IV DOMINGO DE CUARESMA
(I Samuel
16,1.6-7.10-13; Efesios 5:8-14; Juan 9:1-41)
Es
curiosa la novela, El principito. Fue escrito para niños. Pero la mayoría de la gente no la conoce
hasta que lleguen a la universidad. Una
frase de la obra particularmente ha llamado mucha atención a
través de los años. Dice el zorro
al principito: "…sólo con
el corazón se puede ver bien; lo esencial es invisible a los ojos." Parece que el hombre nacido ciego aprende
esta lección en el evangelio hoy.
Se ha
visto este pasaje como un estudio en la realización de la fe. Como el hombre sólo reconoce quien es Jesús
gradualmente, así nosotros llegamos a la fe madura sólo con años de practicarla. Después de su curación, el hombre identifica
a Jesús como el que le hizo bien.
Entonces, lo reconoce como un profeta con palabras poderosas. Finalmente, al dialogar con Jesús, él
consienta en que Jesús es el Hijo del hombre: eso es, el enviado por Dios para
salvar el mundo. Así creemos en etapas.
Cuando
somos niños, creemos en Dios como un Santa Claus que va a cumplir todos
nuestros deseos. Esta fe es ingenua
porque todavía no ha experimentado el reto de dolor. En la juventud la fe se hace más como una
decisión que una verdadera convicción. Por
los primeros roces con la maldad – la muerte de un ser querido o, posiblemente,
una vislumbre de la pobreza extrema que acosa la quinta parte de la población
mundial -- experimentamos dudas en nuestra creencia. Entonces tenemos que decidir: Dios es o la verdad
o un mito. Si decidimos que es verdad, entonces nos queda otra decisión: si o
no seguiremos las tradiciones y los preceptos de la Iglesia, el guardián de la
fe. Si es mito, podemos rechazar la
religión completamente o, tal vez, darle un poco de atención para mantener la
paz en la casa. Esperamos que en la
vejez hagamos un acto pleno de la fe. Por
este tiempo hemos visto cómo los humanos mismos causan su propio daño. Más al caso, nos hemos dado cuenta que Dios
ha sido fiel proveyéndonos oportunidades del crecimiento a cada vuelta. Finalmente entendemos que nuestra felicidad
no queda en cruzadas en los siete mares, mucho menos en placeres eróticos sino
en cumplir la voluntad de Dios.
Estamos
hablando como si la fe en primer lugar fuera la aceptación de creencias.
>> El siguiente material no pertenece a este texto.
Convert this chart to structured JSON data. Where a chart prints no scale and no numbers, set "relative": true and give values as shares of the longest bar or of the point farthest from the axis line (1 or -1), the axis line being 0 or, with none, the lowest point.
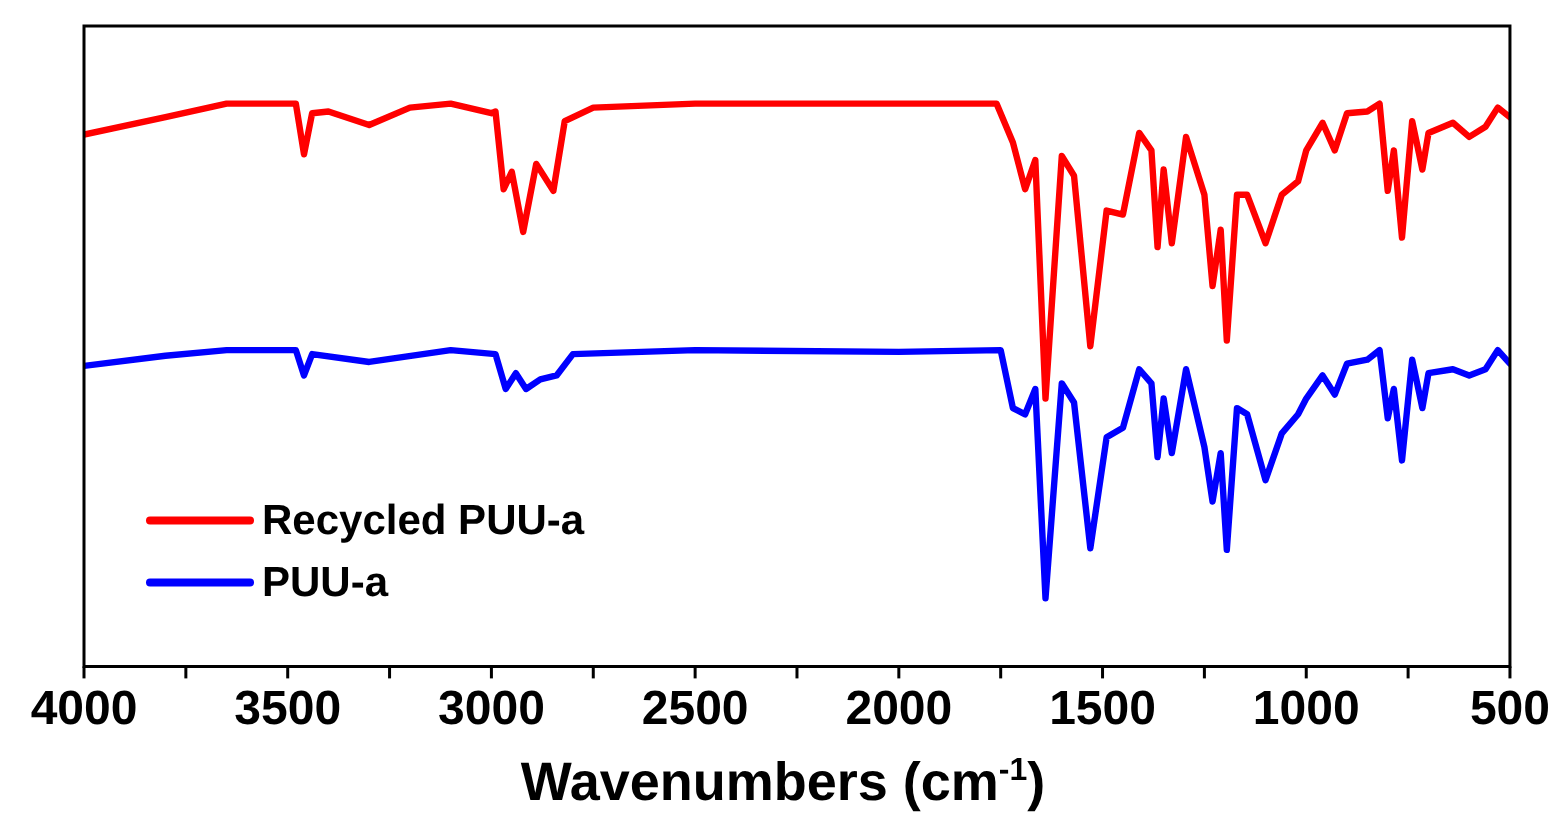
{
  "chart_data": {
    "type": "line",
    "xlabel": "Wavenumbers (cm$^{-1}$)",
    "relative": true,
    "xlim": [
      4000,
      500
    ],
    "xticks": [
      4000,
      {
        "value": 3750,
        "label": null
      },
      3500,
      {
        "value": 3250,
        "label": null
      },
      3000,
      {
        "value": 2750,
        "label": null
      },
      2500,
      {
        "value": 2250,
        "label": null
      },
      2000,
      {
        "value": 1750,
        "label": null
      },
      1500,
      {
        "value": 1250,
        "label": null
      },
      1000,
      {
        "value": 750,
        "label": null
      },
      500
    ],
    "grid": false,
    "legend": "bottom left",
    "marker": "none",
    "line_style": "solid",
    "tick_labels": "x",
    "series": [
      {
        "name": "Recycled PUU-a",
        "color": "#ff0000",
        "x": [
          4000,
          3800,
          3650,
          3480,
          3460,
          3440,
          3400,
          3300,
          3200,
          3100,
          3000,
          2990,
          2970,
          2950,
          2922,
          2890,
          2848,
          2820,
          2750,
          2500,
          2000,
          1760,
          1720,
          1690,
          1665,
          1640,
          1600,
          1570,
          1530,
          1490,
          1450,
          1410,
          1380,
          1365,
          1350,
          1330,
          1295,
          1250,
          1230,
          1210,
          1195,
          1170,
          1145,
          1100,
          1060,
          1020,
          1000,
          960,
          930,
          900,
          850,
          820,
          800,
          785,
          765,
          740,
          715,
          700,
          640,
          600,
          560,
          530,
          500
        ],
        "values": [
          0.945,
          0.976,
          1.0,
          1.0,
          0.91,
          0.983,
          0.986,
          0.962,
          0.993,
          1.0,
          0.983,
          0.986,
          0.848,
          0.879,
          0.772,
          0.893,
          0.845,
          0.969,
          0.993,
          1.0,
          1.0,
          1.0,
          0.931,
          0.848,
          0.9,
          0.476,
          0.907,
          0.872,
          0.569,
          0.81,
          0.803,
          0.948,
          0.917,
          0.745,
          0.883,
          0.752,
          0.941,
          0.838,
          0.676,
          0.776,
          0.579,
          0.838,
          0.838,
          0.752,
          0.838,
          0.862,
          0.917,
          0.966,
          0.917,
          0.983,
          0.986,
          1.0,
          0.845,
          0.917,
          0.762,
          0.969,
          0.883,
          0.948,
          0.966,
          0.941,
          0.959,
          0.993,
          0.976
        ]
      },
      {
        "name": "PUU-a",
        "color": "#0000ff",
        "x": [
          4000,
          3800,
          3650,
          3480,
          3460,
          3440,
          3300,
          3100,
          2990,
          2965,
          2940,
          2915,
          2880,
          2840,
          2800,
          2500,
          2000,
          1750,
          1720,
          1690,
          1665,
          1640,
          1600,
          1570,
          1530,
          1490,
          1450,
          1410,
          1380,
          1365,
          1350,
          1330,
          1295,
          1250,
          1230,
          1210,
          1195,
          1170,
          1145,
          1100,
          1060,
          1020,
          1000,
          960,
          930,
          900,
          850,
          820,
          800,
          785,
          765,
          740,
          715,
          700,
          640,
          600,
          560,
          530,
          500
        ],
        "values": [
          0.534,
          0.552,
          0.562,
          0.562,
          0.517,
          0.555,
          0.541,
          0.562,
          0.555,
          0.493,
          0.521,
          0.493,
          0.51,
          0.517,
          0.555,
          0.562,
          0.559,
          0.562,
          0.459,
          0.448,
          0.493,
          0.121,
          0.503,
          0.469,
          0.21,
          0.407,
          0.424,
          0.528,
          0.503,
          0.372,
          0.476,
          0.379,
          0.528,
          0.39,
          0.293,
          0.379,
          0.207,
          0.459,
          0.448,
          0.331,
          0.414,
          0.448,
          0.476,
          0.517,
          0.483,
          0.538,
          0.545,
          0.562,
          0.441,
          0.493,
          0.366,
          0.545,
          0.459,
          0.521,
          0.528,
          0.517,
          0.528,
          0.562,
          0.538
        ]
      }
    ]
  }
}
Ciertamente la profesión de creencias nos
apuntan a la fe, pero principalmente la fe es la confianza en otra persona, para
nosotros en Jesús. Al comienzo del
evangelio hoy el hombre nacido ciego conoce a Jesús superficialmente. Él puede decir sólo que Jesús es el hombre
que “hizo lodo, me puso en los ojos y me dijo” ‘Ve a Siloé e lávate’”. Pero Jesús lo busca para fortalecer su
relación con él. Cuando los fariseos lo echan
fuera de su lugar, Jesús lo consuela. Así
nos busca a todos nosotros en las diferentes etapas de la vida para consolidar
nuestra confianza. En la niñez vemos a
Jesús como el collage de las imágenes de él visto en los evangelios. Es al mismo tiempo el Hijo de Dios, el Santo
de Israel, el gran Maestro, el Profeta, el Buen Pastor, etcétera. En la juventud Jesús nos permite imaginarlo
como queramos: un filósofo, un guerrillero, o aun un rock star. Después de una vida de discernimiento lo
vemos como es: nuestro mejor amigo llevándonos a su Padre Dios en todos los
tiempos de la vida: en nuestra alegría para felicitarnos, en nuestra desilusión
para consolarnos, en nuestra traición para perdonarnos, y en nuestra debilidad
para apoyarnos. Por su constancia
sabemos que podemos contar con él cuando todas las otras fuerzas nos abandonan
en la muerte. Entonces él nos levantará
del polvo para presentarnos al Padre.
Había un
ciego nombrado Manuel a quien le gusta decir; “Veo”. Sabía bien cómo la frase pareció curioso por
un hombre tal como era, pero le fascinaba tanto la idea de la vista. A lo mejor Manuel vio más que muchos de la
población mundial. Pues, tuvo la
fe. Supo que Jesús lo acompañaba, sea en
la iglesia o sea en una cruzada. Con la
fe vio a la persona que es el más importante a ver.